Georgia’s vanishing middle class
In a nation whose middle class reportedly is shrinking, Georgia’s appears to be disappearing more dramatically than most of the country’s. While there are some positive trends embedded within the bigger one, the overall reality of a starkly widening chasm between the wealthy and the poor has never portended anything good.
Those are the bottom-line conclusions of a just-released economic study by Georgia State University, according to a recent issue of the online business journal The Saporta Report.
As summarized in an article by David Pendered, Georgia showed the 11th largest decrease in middle-income share between 2000 and 2013, and in that time fell from 33rd in the nation in share of middle-class households to 44th. (For statistical purposes of the study, GSU defined middle class as household income between 67 and 200 percent of a state’s median household income.)
Why does that matter?
“It’s that decrease in the middle, and the increases in the extremes,” David Sjoquist, of GSU’s Center for State and Local Finance, told Pendered, “that result in less compromise, less agreements, more geographic segregation by income, segregation of political views.”
Aside from the sociological implications, there is a purely economic cost as well, according to a 2016 International Monetary Fund report:
“Low-income households have limited ability to consume and save little.
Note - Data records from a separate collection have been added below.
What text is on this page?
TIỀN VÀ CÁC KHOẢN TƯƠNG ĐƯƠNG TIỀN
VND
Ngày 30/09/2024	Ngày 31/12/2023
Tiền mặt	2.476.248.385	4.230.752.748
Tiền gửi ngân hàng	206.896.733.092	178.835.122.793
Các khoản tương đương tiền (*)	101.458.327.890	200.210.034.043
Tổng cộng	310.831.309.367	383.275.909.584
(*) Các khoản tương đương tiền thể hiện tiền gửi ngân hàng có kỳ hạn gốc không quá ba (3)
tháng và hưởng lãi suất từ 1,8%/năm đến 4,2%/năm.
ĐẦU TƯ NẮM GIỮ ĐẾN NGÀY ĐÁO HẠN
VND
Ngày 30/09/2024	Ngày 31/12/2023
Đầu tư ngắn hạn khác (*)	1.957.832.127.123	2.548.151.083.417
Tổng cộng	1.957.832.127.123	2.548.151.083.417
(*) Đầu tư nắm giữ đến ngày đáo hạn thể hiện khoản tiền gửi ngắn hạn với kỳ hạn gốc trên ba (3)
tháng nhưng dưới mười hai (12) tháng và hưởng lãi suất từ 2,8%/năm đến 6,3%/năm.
High-income households save a lot but, relative to their incomes, consume too little. Middle-income households provide a reliable balance for consumption and saving in a society. In the United States, the middle class not only accounts for most of the economy’s consumption, it also provides most of its human capital and owns most of its physical capital, such as houses and cars.”
GSU’s report is positive in terms of Georgia’s income mobility: More than 72 percent of households classified as middle class in 2000 were in the high-income category in 2013, moving the state from 12th to 6th in share of high-income households.
But those stats are skewed by the fact that overall income fell: Census figures show an inflation-adjusted drop in median household income in Georgia from $54,803 in 2002 to $47,829 in 2013. Almost $7,000 is a substantial hit in a middle-class family’s budget. Also, the GSU study shows that Georgia, 21st in the nation in share of low-income households in 2000, was 15th in that category in 2013.
Maybe most troubling is that the researchers have no explanation for what is causing Georgia’s middle class to constrict. Upward (or downward) income mobility of households from 17 years ago doesn’t explain it. Maybe the time frame involves a curious economic anomaly: GSU’s Sjoquist called it a “unique 13-year period. We have the great recession in there. So that is an important factor. And a really, really slow recovery.”
Let’s hope it was indeed unique, that recovery picks up pace, and that the economic sector that recovers the most is the one that should be the biggest and most important: the middle class.